Adventure in Africa

A refreshingly uncynical look at Lisa St Aubin De Terán's time in Mozambique.

MOZAMBIQUE MYSTERIES
Lisa St Aubin De Terán
Virago, hbk, $65

Review by Sophie Fern

I am so envious of Lisa St Aubin De Terán. Surely if I had a surname so polysyllabic and exotic, I too, would have amazing adventures and be able to say - and this is the bit that makes me almost nauseous with jealousy - that I divide my time between Holland and Mozambique.

The book opens with Lisa and her partner, Dutch film maker Mees Van Deth, arriving in a village in Mozambique having left an outlying island later than they had been advised to.

When they told the villagers they wanted to walk on to the next village through the mangroves that evening, they thought the general reticence was due to people believing that there were bad spirits that lived in the mangroves.

The actual reason was that the tide was coming in and even such a short walk would be dangerous.

They end up, four of them, perched on a rock, Lisa with her laptop computer on her head to keep it from getting wet, drinking espresso from a flask and eating the cakes that Lisa had brought with her from Europe.

Despite this inauspicious start, Lisa decides that she has found her home.
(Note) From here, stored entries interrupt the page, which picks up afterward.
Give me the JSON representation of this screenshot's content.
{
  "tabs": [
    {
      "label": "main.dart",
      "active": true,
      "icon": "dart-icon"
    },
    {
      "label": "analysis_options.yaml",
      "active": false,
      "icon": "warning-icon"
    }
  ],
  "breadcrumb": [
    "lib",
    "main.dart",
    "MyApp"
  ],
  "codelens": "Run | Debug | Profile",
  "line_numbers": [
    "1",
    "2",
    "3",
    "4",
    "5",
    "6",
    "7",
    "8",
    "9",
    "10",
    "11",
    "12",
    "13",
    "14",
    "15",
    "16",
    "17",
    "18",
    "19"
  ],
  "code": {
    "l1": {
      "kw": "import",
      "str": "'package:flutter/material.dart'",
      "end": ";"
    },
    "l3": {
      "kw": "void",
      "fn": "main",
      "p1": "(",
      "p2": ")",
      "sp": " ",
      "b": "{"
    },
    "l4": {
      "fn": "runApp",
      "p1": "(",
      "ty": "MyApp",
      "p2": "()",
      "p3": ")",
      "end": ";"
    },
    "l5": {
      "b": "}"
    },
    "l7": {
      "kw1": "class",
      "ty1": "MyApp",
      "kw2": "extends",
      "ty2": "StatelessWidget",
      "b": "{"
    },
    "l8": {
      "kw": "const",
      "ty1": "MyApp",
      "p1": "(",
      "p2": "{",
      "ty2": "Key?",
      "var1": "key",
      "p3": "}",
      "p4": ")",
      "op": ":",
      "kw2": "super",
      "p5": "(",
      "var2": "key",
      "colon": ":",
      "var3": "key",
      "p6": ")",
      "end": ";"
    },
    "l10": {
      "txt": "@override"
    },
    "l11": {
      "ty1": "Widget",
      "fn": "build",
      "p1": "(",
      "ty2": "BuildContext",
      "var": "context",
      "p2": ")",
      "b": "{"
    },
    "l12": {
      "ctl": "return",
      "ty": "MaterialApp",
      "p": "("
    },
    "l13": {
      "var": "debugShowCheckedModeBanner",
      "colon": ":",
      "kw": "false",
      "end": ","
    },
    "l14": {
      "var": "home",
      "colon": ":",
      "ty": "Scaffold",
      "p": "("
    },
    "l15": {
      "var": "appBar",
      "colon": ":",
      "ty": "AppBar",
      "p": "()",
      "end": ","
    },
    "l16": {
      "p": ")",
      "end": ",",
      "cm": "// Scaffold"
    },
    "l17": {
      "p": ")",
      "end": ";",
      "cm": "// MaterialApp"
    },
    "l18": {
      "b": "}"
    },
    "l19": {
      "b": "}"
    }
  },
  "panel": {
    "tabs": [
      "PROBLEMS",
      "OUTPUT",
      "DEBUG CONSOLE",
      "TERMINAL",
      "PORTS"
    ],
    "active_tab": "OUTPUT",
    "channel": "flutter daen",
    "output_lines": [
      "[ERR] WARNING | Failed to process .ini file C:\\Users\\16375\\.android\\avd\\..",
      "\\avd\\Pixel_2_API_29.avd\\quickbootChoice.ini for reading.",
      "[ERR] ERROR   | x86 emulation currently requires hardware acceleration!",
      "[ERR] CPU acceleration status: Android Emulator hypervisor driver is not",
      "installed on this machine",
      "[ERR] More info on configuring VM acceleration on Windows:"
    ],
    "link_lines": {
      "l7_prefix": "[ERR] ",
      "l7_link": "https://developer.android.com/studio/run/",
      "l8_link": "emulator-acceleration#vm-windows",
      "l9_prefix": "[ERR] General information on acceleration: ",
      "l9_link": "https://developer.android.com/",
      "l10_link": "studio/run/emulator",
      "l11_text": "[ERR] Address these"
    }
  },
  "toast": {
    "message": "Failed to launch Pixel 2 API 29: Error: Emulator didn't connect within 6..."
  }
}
She decides to return and to do something to help out the local community.

This, she decides, will be to train the locals in tourism and gardening.

She buys a former army barracks and starts to renovate it.

Family members and volunteers come out from Europe and she has the help of the indomitable Morripa, whom Lisa describes as her local hero.

Things start to come together slowly, but with enough progress to make everyone feel that this new college of tourism and agriculture will make a substantial difference.

The book is full of the almost tangible warmth and colour that Lisa finds around her. She isn't so rosy-eyed, however, that she doesn't see the poverty and huge problems of inequality with which she is surrounded.

She is refreshingly un-cynical about what can be done and she really loves her work and the people with whom she lives.

This biographical snippet of the last few years of St Aubin de Terán's life is heartfelt and ultimately uplifting.

- Sophie Fern is a teaching fellow at Otago University.